Research
We are a Phase I Center for Chemical Innovation sponsored by the National Science Foundation Division of Chemistry. The Oregon Nanoscience and Microtechnologies Institute (ONAMI) played a large role in securing that funding. We are one of three institutions in the country to be awarded a CCI grant from NSF.
We embody a cross-disciplinary team of researchers with expertise in synthesis, analytical tools, and computation, and aim to address three primary research goals. If our programs are successful, we will be in line for continued federal funding of up to $25 million over five years.
Thrust I: We will deliver a toolkit of nanocluster and precursor chemistries comprising more than 15 elements, expanding to most of the abundant, environmentally benign metal atoms.
Center participants have pioneered the use of organic-free nanoclusters and solid acids for the deposition of high-quality oxide thin films. The films have made possible the solution-fabrication of a variety of high-performance transistors and related devices.
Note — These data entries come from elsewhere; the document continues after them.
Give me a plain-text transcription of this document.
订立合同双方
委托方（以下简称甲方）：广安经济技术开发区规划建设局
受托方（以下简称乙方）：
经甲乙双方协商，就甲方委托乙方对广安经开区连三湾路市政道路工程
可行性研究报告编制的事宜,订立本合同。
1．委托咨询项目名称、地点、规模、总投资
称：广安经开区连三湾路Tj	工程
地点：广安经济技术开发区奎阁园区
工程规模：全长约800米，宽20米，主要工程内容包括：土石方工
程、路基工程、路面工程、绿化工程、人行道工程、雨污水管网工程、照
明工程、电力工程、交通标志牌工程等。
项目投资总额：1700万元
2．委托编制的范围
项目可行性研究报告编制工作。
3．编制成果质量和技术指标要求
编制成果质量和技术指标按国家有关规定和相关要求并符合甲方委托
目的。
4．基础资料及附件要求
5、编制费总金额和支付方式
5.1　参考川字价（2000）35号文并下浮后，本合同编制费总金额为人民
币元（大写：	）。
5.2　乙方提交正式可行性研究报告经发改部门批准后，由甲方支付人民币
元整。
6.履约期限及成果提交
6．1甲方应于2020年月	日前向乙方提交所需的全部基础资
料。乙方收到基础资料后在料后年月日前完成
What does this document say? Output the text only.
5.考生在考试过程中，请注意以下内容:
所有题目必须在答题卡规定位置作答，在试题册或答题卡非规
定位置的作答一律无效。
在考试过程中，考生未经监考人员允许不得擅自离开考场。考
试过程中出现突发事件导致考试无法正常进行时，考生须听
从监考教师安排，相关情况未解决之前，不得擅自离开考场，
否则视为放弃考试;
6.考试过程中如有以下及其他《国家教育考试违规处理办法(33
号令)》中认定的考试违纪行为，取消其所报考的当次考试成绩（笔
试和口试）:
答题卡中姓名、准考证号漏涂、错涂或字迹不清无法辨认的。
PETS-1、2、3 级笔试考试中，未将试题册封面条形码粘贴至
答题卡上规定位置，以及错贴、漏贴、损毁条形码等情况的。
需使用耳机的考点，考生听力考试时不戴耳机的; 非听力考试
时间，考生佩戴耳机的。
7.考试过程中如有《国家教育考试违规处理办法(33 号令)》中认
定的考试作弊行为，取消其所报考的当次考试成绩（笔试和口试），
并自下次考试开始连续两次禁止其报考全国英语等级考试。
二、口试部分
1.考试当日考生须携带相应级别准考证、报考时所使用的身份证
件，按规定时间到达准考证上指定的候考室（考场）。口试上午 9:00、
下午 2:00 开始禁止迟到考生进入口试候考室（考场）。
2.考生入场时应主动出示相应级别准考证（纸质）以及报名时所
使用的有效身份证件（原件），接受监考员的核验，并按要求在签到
Our groups are synthesizing new clusters, examining their solution speciation, and probing properties relevant to film deposition. An example of a nanocluster is the Ga13 molecule shown below.
Thrust II: We will usethe toolkit developed in Thurst I to examine the chemical transformations that occur as the precursors condense into solid films. Previously unrealized compositions and properties will be produced with nanoscale spatial control, extending from highly sensitive inorganic lithography to compositionally-nanograded and/or nanostructured insulators that can be exploited in Thrust III.
Center Investigators have produced for the first time very high quality oxide films from solution. These films have provided the first examples of solution-processed nanolaminates exhibiting exceptionally sharp interfaces and surfaces. The laminates are providing new ways to study solid-state chemical reactions and control composition, structure, and properties for device applications.
The chemistries of many of the film precursors have been enhanced for direct lateral patterning without polymer resists. Precursors have been made sensitive to electron-beam, laser, deep UV, and EUV exposures. Inorganic materials have been patterned at < 15 nm with state-of-the-art line-width roughness (< 2 nm) and sensitivities that rival those of chemically amplified resists.
Thrust III: Is aimed at revolutionizing low-cost, large-area electronics by extending the frequency operation ceiling from ~1-10 MHz to GHz through fabrication of vertical transport transistors. This work will make it possible to incorporate high-speed wireless communications and other yet-to-be-imagined technologies onto very large substrates.
As noted in the description of Thrust II, high-quality thin oxide films are now readily available via solution for incorporation into devices. Indeed, hundreds of thousands of thin-film transistors have now been produced on large-area substrates using these films.
These thin-film transistors exhibit relatively modest capabilities with respect to circuit speed capabilities. In this thrust, we will use the ultra-thin, high- quality aspects of deposited films to build devices in a vertical fashion to realize ultra-short spacings between teh emitter and collector of a transistor. Since semicontuctor mobility is replaced by electron tunneling in these devices, performance can surpass conventional transistor technologies on a much simpler fabriction platform.